Friday, September 30, 2011

South East London 1786

John Cary's 'Actual Survey of the Country Fifteen Miles Around London' from 1786 (at Old London Maps) is fascinating. A few things to note -

- it's 'Rotherhithe or Redriffe' (hence there is now a Redrif Primary School in the area);
- 'Watering Bridge' on the left of the picture is where the junction of Albany Road and Old Kent Road is now, by the Thomas a Becket pub (the place referred to in the Canterbury Tales at St Thomas a Watering);
- today's Queens Road is 'Peckham Lane';
- also on what is now the Old Kent Road there is a 'Halfway House' and a 'Black Boy Lane' (near where Ilderton Road is now?);
- the section of the road coming into New Cross is called '5 Bell Lane' - the Five Bells pub was clearly already there;
- what was the 'Rainbow House' in Peckham?
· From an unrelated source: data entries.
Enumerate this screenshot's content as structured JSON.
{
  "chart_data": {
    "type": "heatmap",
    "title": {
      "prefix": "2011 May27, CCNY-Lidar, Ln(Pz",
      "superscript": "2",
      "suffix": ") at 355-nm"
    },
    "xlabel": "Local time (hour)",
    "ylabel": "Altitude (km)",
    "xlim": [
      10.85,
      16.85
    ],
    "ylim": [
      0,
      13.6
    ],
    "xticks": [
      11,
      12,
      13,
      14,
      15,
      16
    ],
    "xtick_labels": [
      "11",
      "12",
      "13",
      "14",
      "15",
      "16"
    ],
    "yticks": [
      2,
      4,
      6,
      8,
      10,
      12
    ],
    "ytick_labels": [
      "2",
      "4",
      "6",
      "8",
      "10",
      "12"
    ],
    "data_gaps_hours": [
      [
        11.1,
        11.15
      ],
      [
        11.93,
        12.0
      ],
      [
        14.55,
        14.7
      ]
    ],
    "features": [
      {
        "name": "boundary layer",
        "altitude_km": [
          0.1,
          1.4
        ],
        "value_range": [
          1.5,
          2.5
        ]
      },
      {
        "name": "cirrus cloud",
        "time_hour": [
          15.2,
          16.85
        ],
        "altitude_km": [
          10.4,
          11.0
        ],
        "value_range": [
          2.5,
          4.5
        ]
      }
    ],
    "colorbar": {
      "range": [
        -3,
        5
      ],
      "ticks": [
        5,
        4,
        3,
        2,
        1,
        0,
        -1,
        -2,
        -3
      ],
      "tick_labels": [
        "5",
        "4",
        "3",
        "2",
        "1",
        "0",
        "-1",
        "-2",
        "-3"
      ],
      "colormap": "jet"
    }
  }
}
In the following section, note:

- 'Plow Garlick Hill' - now Telegraph Hill;
- 'None Head' (Nunhead);
- 'Brockley Gn' (Brockley Green) - this was the area around what is now Brockley station;
- 'Loom Pitt Hole' (now Loampit Vale) - this was a quarry.
- 'Fryum Farm Hill' in Dulwich, 'Pigg Hill' (sometimes Pig Hill) in Sydenham and 'Mount Misery' on the way from Lewisham to Bromley. Do any of these hills still have names? The building up of London means we are aware of slopes when we're walking or cycling but we don't really get a sense of the distinct shape of the hills.

5 comments:

Anonymous said...

fascinating history Transpontine - one does wonder why the council doesn't dig into this history and call one or more of the new developments in the area 'misery towers', or Pigg Estate - would seem very apposite! (no disrespect intended towards pigs however)

Monkeycounter said...

Fryum Farm Hill is surely Dawson Hill with Dunstans Road to the North (note the triangle at the junction of Peckham Rye). Fryum is presumably a variant of Friern, the local manor. To the SW is Lordship Lane with the Green Man where the Grove Tavern is now. The road to the SE is now Wood Vale.

Tamsin said...

Look out for Ray Thatcher's History of New Cross currently in preparation. The Five Bells was first mentioned on a Haberdashers Estate Map in 1789 and was leased to a Mary Brougham in 1789 for 71 years.

It features (under the name Seven Bells) in one of Dickens' poorer short stories "The Schoolboy's Story" where a retiring school-master, just come into a fortune, give his fellow teachers a slap-up meal - about twenty pounds a head.

Anonymous said...

Pigg Hill is I think Peak Hill in Sydenham. Westwood Common - is it the northern part of Forest Hill?

Anonymous said...

Rainbow House is/was at the junctiion of Southampton Way and Wells Way, Camberwell. It was the family home of the poet Robert Browning and there is a blue plaque there to say so. Browning later removed to Telegraph Cottage at rural New Cross. Haberdashers' Aske's Girls' school now occupies the site.